SDM appeared only in 38 (49.4%) (33/68 CPGs, 4/9 CSs) documents (overall compliance with the quality tool: mean 5.74, IQR 3-8). CPGs and CSs specifically mentioning the term SDM (n = 12) had higher quality (mean 6.8, IQR 4-9 vs. mean 2.1, IQR 0-3; P = 0.001). No differences were found in mean quality comparing CPGs with CSs (3 vs. 1.6; P = 0.634), use of systematic review (4.2 vs. 2.9; P = 0.929) and publication in a journal (4 vs. 1.9; P = 0.094). Guidances with SDM were more recently reported than those without it (mean 41 vs. 57 months; P = 0.042).

CONCLUSION

More than half of all the guidelines did not meet SDM quality criteria.
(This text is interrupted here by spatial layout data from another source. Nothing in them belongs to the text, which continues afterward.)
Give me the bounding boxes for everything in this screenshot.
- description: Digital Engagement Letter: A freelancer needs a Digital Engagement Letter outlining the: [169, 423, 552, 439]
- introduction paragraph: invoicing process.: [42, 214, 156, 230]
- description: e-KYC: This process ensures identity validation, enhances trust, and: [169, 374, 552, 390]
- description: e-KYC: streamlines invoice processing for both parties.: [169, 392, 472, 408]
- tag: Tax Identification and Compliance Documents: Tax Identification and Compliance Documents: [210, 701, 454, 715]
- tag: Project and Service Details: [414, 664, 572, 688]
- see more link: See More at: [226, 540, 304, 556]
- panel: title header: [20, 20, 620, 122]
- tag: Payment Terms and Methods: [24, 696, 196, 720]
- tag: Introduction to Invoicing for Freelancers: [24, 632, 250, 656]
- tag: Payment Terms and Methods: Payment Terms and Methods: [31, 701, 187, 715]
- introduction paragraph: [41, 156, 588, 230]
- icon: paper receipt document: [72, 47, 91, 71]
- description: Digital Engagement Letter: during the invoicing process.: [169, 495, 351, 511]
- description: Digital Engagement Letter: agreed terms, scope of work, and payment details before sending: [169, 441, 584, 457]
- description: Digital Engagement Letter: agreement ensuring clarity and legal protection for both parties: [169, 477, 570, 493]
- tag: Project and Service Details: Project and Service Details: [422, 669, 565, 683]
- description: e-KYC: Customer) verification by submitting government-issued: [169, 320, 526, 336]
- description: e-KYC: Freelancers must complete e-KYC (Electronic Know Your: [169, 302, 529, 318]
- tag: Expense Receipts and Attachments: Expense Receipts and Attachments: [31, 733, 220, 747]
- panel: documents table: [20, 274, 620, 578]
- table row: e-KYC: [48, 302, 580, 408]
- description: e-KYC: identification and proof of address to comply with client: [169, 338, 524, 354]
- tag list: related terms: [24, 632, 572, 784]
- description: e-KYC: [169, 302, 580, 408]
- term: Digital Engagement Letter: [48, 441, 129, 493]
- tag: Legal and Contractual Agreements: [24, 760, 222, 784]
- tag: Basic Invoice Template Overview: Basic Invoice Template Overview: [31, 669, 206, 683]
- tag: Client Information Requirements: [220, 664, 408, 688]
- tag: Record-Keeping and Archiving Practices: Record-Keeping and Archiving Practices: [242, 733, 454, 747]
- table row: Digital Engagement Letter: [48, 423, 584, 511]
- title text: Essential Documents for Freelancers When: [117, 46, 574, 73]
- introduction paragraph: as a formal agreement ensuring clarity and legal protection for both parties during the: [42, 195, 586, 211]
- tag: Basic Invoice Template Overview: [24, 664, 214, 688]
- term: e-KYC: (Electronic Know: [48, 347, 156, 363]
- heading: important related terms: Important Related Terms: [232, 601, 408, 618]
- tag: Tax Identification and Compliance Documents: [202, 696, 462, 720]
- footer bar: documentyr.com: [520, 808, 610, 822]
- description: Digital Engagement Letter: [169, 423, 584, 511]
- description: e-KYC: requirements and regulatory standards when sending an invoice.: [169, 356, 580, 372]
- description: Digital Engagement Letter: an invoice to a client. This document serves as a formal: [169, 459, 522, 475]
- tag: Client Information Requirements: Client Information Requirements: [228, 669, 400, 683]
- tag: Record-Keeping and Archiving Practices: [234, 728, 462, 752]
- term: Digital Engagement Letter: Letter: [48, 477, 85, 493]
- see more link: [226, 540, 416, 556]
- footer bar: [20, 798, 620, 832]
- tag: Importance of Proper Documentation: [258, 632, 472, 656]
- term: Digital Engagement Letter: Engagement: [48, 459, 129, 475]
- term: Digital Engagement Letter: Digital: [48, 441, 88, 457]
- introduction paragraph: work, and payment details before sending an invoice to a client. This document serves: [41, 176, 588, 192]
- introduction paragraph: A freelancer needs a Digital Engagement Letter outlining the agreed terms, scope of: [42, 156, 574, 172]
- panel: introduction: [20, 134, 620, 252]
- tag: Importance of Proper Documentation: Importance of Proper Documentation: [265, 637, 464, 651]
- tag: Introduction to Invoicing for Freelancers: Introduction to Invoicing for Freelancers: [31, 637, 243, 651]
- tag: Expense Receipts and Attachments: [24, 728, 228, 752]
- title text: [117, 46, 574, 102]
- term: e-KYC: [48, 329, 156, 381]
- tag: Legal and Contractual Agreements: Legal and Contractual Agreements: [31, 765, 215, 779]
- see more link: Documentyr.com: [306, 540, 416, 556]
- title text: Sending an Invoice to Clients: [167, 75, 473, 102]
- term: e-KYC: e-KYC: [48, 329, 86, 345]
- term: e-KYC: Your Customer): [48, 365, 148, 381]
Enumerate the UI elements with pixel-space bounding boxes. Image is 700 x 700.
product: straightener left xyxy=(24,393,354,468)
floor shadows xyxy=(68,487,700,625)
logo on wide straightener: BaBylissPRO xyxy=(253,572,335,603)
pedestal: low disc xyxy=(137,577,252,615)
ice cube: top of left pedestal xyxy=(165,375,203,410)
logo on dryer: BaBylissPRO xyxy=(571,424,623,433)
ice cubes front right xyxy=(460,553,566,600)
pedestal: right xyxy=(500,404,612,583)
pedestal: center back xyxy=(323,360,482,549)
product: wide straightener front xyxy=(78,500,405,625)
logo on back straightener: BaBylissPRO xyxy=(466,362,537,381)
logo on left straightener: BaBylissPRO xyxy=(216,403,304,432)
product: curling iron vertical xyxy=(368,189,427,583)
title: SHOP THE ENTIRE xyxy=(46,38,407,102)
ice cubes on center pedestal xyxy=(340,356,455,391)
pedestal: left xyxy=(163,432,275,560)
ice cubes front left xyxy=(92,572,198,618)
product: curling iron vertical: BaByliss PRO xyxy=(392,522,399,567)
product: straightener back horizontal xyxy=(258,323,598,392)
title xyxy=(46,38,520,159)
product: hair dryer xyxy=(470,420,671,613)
Those that explored it were more recently reported. There is an urgent need for promoting SDM in guidances concerning BC screening issued by institutions, professional associations and medical journals.

摘要

背景

共同决策(SDM)是循证和以患者为中心护理的关键组成部分。本研究旨在系统地审查有关乳腺癌(BC)筛查的临床实践指南(CPG)和共识声明(CS)中 SDM 建议的质量。

方法

无语言限制,使用前瞻性计划的系统搜索(MEDLINE、EMBASE、Web of Science、Scopus 和指南网站),从 2010 年 1 月至 2020 年 8 月,确定指南。使用 31 项 SDM 质量评估工具进行重复数据提取;审查员的一致性为 98%。

结果

SDM 仅出现在 38 份(49.4%)(33/68 CPG,4/9 CS)文件中(整体符合质量工具:平均值 5.74,IQR 3-8)。特别提及 SDM 术语的 CPG 和 CS(n=12)质量更高(平均值 6.8,IQR 4-9 与平均值 2.1,IQR 0-3;P=0.001)。比较 CPG 和 CS 时,质量平均值没有差异(3 与 1.6;P=0.634),系统评价的使用(4.2 与 2.9;P=0.929)和在期刊上发表(4 与 1.9;P=0.094)。有 SDM 的指南比没有 SDM 的指南更新(平均值 41 与 57 个月;P=0.042)。

结论

超过一半的指南不符合 SDM 质量标准。那些探索它的指南是最近发布的。机构、专业协会和医学期刊发布的关于 BC 筛查的指南迫切需要促进 SDM。